I was in your niece's situation for a bit - my DD lost 13% of her weight by four days after birth due to a painful and not very good latch that we just couldn't correct because she had some mild tongue/upper lip tie that the pediatricians refused to see (but it was very obvious to lactation consultant). We were sent home from her 4 day appointment with a bag of formula and me in tears.

I gave about 2 ounces of formula by bottle for about 3 days, plus pumping 2- 3 times/day and feeding it back to my daughter. Then I quit the formula, and at 2 week appointment weight gain still wasn't good (still not back up to birth weight) so we added 2-3 ounces of formula back in for another week. I also supplemented with domperidone - since my daughter's latch wasn't that good, she wasn't drawing enough milk each feed, so my supply wasn't increasing Finally the latch started to improve (nursing stopped being painful around 5-6 weeks) and things got better. We have had no need to supplement since 6 weeks, I dropped the domperidone at 4 months, and we are now at 8.5 months.
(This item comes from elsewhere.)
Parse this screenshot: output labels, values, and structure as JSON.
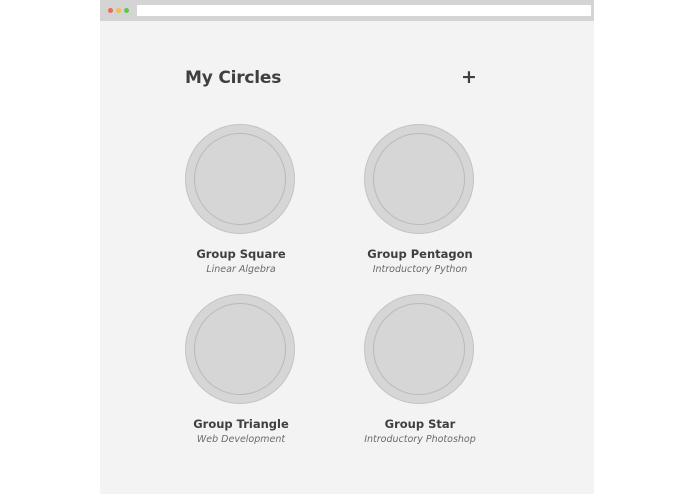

Nursing constantly is the best way to get her supply up. But, if baby has a bad latch that can't be corrected because of ties/small mouth, whatever, then baby may need some feedings by bottle of formula or pumped milk to get that extra nutrition. We would nurse for 20-40 minutes every 1.5 hours and then give her a little formula or milk by bottle every second feeding. I was sore, exhausted, and feeling like a failure, and frustrated that the doctors refused to see that there was a legitimiate tongue tie problem.

Supplementing with a bottle - or an SNS - may be necessary if your niece's daughter has a similar problem. It doesn't sound like she has been to a lactation consultant, so I can't really tell you if it is unnecessary for your niece to nurse, pump, and supplement with formula, or if her doctors are just being jerks. Best way to find out is to weigh baby before and after a nursing to see if baby is getting at least an ounce/hour from nursing.